Муравьев любил Горского, а кроме того, чувствовал к нему засевшее в памяти начальственное покровительственное внимание, и потому отвлёкся от повествования. В тот год слова его братьев – Михаила, усмирившего восставшую Польшу, и Николая, присоединившего к империи обширный Амурский край, – осветила и его, возродив дремавшие вельможные чувства. Андрея Николаевича встретил в патриотически настроенной Москве восторженный приём, и он, как в былые годы, блистал в домах знати и Английском клубе величавой осанкой, старомодной галантностью и увлекательностью в беседе. В церквах и монастырях Муравьев невольно осматривал всё начальственным взглядом, указывая, что так и что не так.
– Отец Александр, вы, верно, с какой-нибудь приятной новостью? Прямо сияете…
– Не то чтобы важная новость, ваше превосходительство… Получил письмо из Лондона от кузена моего Николая, поехавшего с графом Путятиным в качестве домашнего учителя, а также для подготовки к преподаванию у нас новой западной церковной истории. Я ещё просил его книги подобрать для нашей библиотеки.
– В этом Александр неутомим, – с доброй улыбкою заметил эконом.
– Письмо большое, пишет о разном… Но, кажется, я перебил рассказ вашего превосходительства?
– А хоть бы и перебил? – вдруг буркнул из тёмного угла отец Антоний.
– Что вы, что вы… – милостиво возразил Муравьев. – Мы с удовольствием послушаем. Был ли ваш кузен на всемирной выставке?
– Довелось побывать дважды. Вход, правда, дорогонек. Николай пишет, нужно по крайней мере десять раз, чтобы осмотреть её подробно. Но интересней другое. Он пишет, что встретился с известным Стэнли, засыпавшим его вопросами о православии. «Не смутила ли ваших верований новейшая германская спекуляция в философии?» – спросил англичанин. «Ни на минуточку, – ответил Николай Кирилыч. – Мы обладаем особенною способностью обнимать идеи других и сейчас же покрывать их амальгамою нашей собственной непоколебимой веры…» Тот спрашивает, а способна ли Русская Церковь отрешиться от подражательности Западу и Востоку, развить свой оригинальный гений? Удадутся ли её стремления направить все силы свои на организацию практической социальной жизни, очистить высший класс от извращения, праздности и мелкой безнравственности, а средний и низший – от грубости, лжи и неумеренности?..

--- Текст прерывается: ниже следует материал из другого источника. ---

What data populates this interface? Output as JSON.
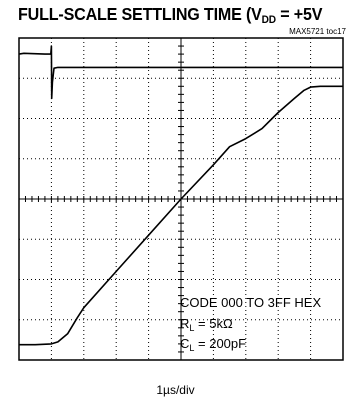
{
  "header": {
    "title_main": "FULL-SCALE SETTLING TIME  (V",
    "title_sub": "DD",
    "title_tail": " = +5V",
    "figure_id": "MAX5721 toc17"
  },
  "chart_data": {
    "type": "line",
    "title": "FULL-SCALE SETTLING TIME (VDD = +5V",
    "xlabel": "1µs/div",
    "x_divisions": 10,
    "y_divisions": 8,
    "x_unit": "div",
    "grid": true,
    "series": [
      {
        "trace": "upper",
        "x": [
          0,
          0.15,
          0.8,
          0.98,
          1.0,
          1.01,
          1.03,
          1.08,
          1.2,
          2.0,
          4.0,
          6.0,
          8.0,
          10.0
        ],
        "y": [
          7.6,
          7.62,
          7.6,
          7.6,
          7.8,
          6.5,
          6.9,
          7.25,
          7.27,
          7.27,
          7.27,
          7.27,
          7.27,
          7.27
        ]
      },
      {
        "trace": "lower",
        "x": [
          0,
          0.5,
          1.0,
          1.2,
          1.5,
          1.8,
          2.0,
          3.0,
          4.0,
          5.0,
          6.0,
          6.5,
          7.0,
          7.5,
          8.0,
          8.5,
          8.8,
          9.0,
          9.3,
          10.0
        ],
        "y": [
          0.38,
          0.38,
          0.4,
          0.45,
          0.65,
          1.05,
          1.3,
          2.2,
          3.1,
          4.0,
          4.85,
          5.3,
          5.5,
          5.75,
          6.15,
          6.5,
          6.7,
          6.78,
          6.8,
          6.8
        ]
      }
    ],
    "annotation": {
      "line1": "CODE 000 TO 3FF HEX",
      "line2_main": "R",
      "line2_sub": "L",
      "line2_tail": " = 5kΩ",
      "line3_main": "C",
      "line3_sub": "L",
      "line3_tail": " = 200pF"
    }
  }
}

– Ай да англичанин! – воскликнул Муравьев. – В самый корень зрит – да только не с того угла!
Из тёмного угла послышалось фырчание.
– Вы особенно должны меня понять, отец Александр. – Муравьев обращался тоном уважительным (однако и поучительным) подчёркнуто к Горскому, хотя адресовал свои слова троицкому наместнику. – Наша Церковь, держась Никейского исповедания, ещё не раздружилась ни с истиною, ни с апостольской благостию, но уклонение в социальность не приведёт ли нас к разрушению завещанной нам святыми отцами полноты религиозной веры и благочестия? Уступки миру сему не приведут ли к умалению веры? Всё встаёт вперемежку. Как на лондонской выставке: святые иконы и пенька!.. Здесь люди свои, поделюсь. Заезжал в этот раз к святителю нашему и попенял ему: зачем дал митрополичий хор выступать в ремесленном училище? Стоит ли ублажать мальчишек, принижая святое? Отвечает: Лямин-де меня уговорил, два раза я отказывал, на третий согласился. Это тот самый Лямин, который в митрополичьей карете раскатывает по всей Москве, останавливаясь то у кабаков, то в сомнительных местах. Какое искушение! Что с того, что он городской голова…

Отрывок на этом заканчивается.